Immune dysregulation can also arise from an inability of effector immune cells to ‘switch off’ inflammation or due to alterations in cytokine signalling pathways. Hemophagocytic lymphohistiocytosis (HLH) is a life-threatening hyperinflammatory syndrome caused by impaired down-regulation of activated macrophages by natural killer (NK) cells or cytotoxic T-lymphocytes. NK cells and cytotoxic T-lymphocytes normally eliminate macrophages by formation of the immunologic synapse, insertion of a pore into the macrophage membrane, and delivery of cytotoxic granules leading to cell death. Failure to remove activated macrophages results in excessive production of inflammatory cytokines and subsequent tissue destruction. Primary HLH is caused by biallelic mutations in genes encoding proteins involved in formation of the membrane pore (Perforin, PRF1 gene) and in cytotoxic granule formation and release mechanisms including UNC13D, STX11 and STXBP2 which encode Munc13-4, Syntaxin 11 and Munc18-2 proteins respectively. Other IEIs are associated with an increased risk of developing HLH including Chediak Higashi syndrome, Griscelli syndrome type 2 and Hermansky Pudlak syndrome [8]. Defects in immune signalling involving the JAK-STAT or NF-κB pathways alters the level of T-lymphocyte or B-lymphocyte receptor activation which impacts their development and survival and can be associated with increased autoimmunity, for example, in STAT1 and STAT3 gain of function mutations, and loss of function mutations in NFKB2 presenting with an autosomal dominant combined variable immunodeficiency (CVID) phenotype. In IL-10 receptor deficiency, effector T-lymphocytes are unresponsive to the regulatory cytokine IL-10 resulting in severe early onset enteropathy [9]. Finally, inflammasomes, multiprotein complexes within the cytoplasm, constitute part of the innate immune system leading to activation of proinflammatory caspases and subsequent release of IL-1β and IL-18, and pyroptosis [10]. Dysregulated inflammasome activity is associated with monogenic autoinflammatory disorders such as familial Mediterranean fever, hyperimmunoglobulin D syndrome and chronic infantile neurological, cutaneous, and articular syndrome (CINCA).

A diagnostic challenge

With recent huge advances in diagnostic technologies, new IEI molecular diagnoses are being discovered at an impressive rate [11]. The most recent classification from the International Union of Immunological Sciences includes 430 monogenic IEI defects with 64 new disorders described in the preceding two years with a growing proportion of these new defects falling within the PIRD category [8]. PIRD present a significant diagnostic challenge to physicians for multiple reasons. They are rare conditions; the estimated prevalence of IEIs is 1/1000–1/5000, with PIRDs representing of a subset of this. Genetic defects in the immune system are well known by physicians to be associated with serious, recurrent and/or unusual infections. However, autoimmunity, or other manifestations of immune dysregulation, either without co-existing infections or before the occurrence of infections, often does not trigger early consideration of a potential IEI, leading to a delayed or missed diagnosis. Patients may be labelled with a diagnosis such as Common Variable Immune Deficiency prior to identification of their true underlying monogenic diagnosis which may impact their management and prognosis.

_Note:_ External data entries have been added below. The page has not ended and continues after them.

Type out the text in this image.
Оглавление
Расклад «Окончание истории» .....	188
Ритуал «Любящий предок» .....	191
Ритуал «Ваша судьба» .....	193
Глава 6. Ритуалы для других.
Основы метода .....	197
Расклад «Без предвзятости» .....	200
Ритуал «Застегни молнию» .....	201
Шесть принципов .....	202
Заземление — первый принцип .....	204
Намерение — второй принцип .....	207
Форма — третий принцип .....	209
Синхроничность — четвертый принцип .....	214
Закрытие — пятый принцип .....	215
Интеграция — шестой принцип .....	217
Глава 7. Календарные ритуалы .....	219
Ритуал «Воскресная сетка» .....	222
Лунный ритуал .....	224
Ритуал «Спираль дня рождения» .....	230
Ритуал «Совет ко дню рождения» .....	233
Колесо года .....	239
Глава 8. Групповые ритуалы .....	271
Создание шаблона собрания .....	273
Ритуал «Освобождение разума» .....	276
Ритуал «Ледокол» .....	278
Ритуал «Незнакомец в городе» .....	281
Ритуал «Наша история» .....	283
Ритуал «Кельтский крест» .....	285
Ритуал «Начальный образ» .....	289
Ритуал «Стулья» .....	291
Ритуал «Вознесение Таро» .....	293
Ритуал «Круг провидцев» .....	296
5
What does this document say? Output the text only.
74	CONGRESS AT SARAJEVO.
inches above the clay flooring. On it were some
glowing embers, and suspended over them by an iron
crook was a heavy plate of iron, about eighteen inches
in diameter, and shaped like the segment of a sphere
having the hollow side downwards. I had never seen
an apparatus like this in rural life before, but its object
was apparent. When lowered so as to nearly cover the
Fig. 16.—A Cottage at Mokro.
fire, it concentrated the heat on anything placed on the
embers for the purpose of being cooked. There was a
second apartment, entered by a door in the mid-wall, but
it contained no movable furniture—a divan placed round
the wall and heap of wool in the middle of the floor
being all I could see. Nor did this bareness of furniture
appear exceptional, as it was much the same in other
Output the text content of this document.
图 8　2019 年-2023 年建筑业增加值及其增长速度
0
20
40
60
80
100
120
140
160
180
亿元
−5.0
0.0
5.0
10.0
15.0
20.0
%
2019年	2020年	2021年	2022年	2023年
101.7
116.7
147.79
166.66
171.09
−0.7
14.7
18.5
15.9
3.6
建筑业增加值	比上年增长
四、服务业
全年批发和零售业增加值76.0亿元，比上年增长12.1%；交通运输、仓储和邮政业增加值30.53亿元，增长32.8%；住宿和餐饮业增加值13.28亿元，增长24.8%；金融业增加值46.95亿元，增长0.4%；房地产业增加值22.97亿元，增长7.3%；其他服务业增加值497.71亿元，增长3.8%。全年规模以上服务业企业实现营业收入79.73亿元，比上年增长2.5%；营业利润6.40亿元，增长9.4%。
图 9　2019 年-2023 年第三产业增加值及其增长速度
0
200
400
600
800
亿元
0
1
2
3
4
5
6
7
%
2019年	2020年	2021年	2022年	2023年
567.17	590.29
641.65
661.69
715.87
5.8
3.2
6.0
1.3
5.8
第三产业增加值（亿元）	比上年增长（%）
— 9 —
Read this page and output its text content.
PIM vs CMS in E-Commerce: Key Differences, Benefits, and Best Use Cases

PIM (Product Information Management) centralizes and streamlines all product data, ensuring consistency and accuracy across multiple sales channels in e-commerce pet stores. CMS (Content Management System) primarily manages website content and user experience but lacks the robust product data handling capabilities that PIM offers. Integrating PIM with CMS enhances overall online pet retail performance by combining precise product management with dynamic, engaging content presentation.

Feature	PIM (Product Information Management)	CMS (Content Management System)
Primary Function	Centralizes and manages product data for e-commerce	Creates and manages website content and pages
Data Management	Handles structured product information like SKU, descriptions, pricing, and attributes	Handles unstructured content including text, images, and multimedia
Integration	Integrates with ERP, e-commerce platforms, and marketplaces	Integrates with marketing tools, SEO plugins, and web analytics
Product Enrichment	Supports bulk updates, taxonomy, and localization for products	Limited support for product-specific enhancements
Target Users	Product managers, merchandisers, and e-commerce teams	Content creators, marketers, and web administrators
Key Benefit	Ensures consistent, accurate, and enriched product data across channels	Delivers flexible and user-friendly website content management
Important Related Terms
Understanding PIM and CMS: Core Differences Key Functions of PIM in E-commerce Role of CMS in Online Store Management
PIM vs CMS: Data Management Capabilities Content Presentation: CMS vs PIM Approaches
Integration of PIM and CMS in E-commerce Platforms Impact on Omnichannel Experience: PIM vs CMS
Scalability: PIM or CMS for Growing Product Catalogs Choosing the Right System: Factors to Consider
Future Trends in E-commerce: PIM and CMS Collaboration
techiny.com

There is often no correlation between genotype and phenotype and/or there is incomplete clinical penetrance in PIRD, further complicating diagnostic accuracy [12, 13]. Organ-specific autoimmunity can differ between patients with the same genetic defect. Different management strategies may be needed for individuals within the same family, for example in heterozygous loss of function mutations in cytotoxic T-lymphocyte antigen-4 (CTLA4) where family members of individuals with CTLA4-associated disease carry the same mutation and have evidence of reduced CTLA4 function but have no clinical evidence of disease, although there is potential for late onset of symptoms [12, 14, 15].

The diverse spectrum of clinical problems associated with PIRD, the frequent overlap of manifestations between different PIRD conditions and the evolution over time with gradual accrual of additional problems also contribute to the difficulty to diagnose these disorders in a timely manner. Varying degrees of activity in the residual amount of the affected protein can occur depending on the type of mutation and predisposes to significant phenotypic variability. Loss of function (LOF) or hypomorphic mutations result in a reduction or loss of protein function, whereas gain of function (GOF) or hypermorphic mutations cause enhanced protein activity. As our knowledge of monogenic IEIs expands, we can increasingly appreciate the true extent of the breadth and severity of the PIRD clinical spectrum. The classical clinical triad of IPEX syndrome (severe enteropathy, eczema and type 1 diabetes mellitus presenting early in life) is now recognized to not always be present, and patients may present with only one of these manifestations, at a later age, or with alternative autoimmune manifestations [16,17,18]. This diverse clinical spectrum in immune dysregulation, often predominantly involving autoimmune manifestations including cytopenias or endocrinopathies, means that patients may present to different subspecialists who may be unfamiliar with the emerging spectrum of immune dysregulatory genetic diagnoses, and patients may therefore not be offered the most appropriate treatment. This reinforces the importance of considering the ‘whole’ patient and considering an underlying IEI to be responsible for a combination of disorders afflicting the patient. Collaboration with an immunologist can help in connecting a range of medical problems to an underlying genetic defect.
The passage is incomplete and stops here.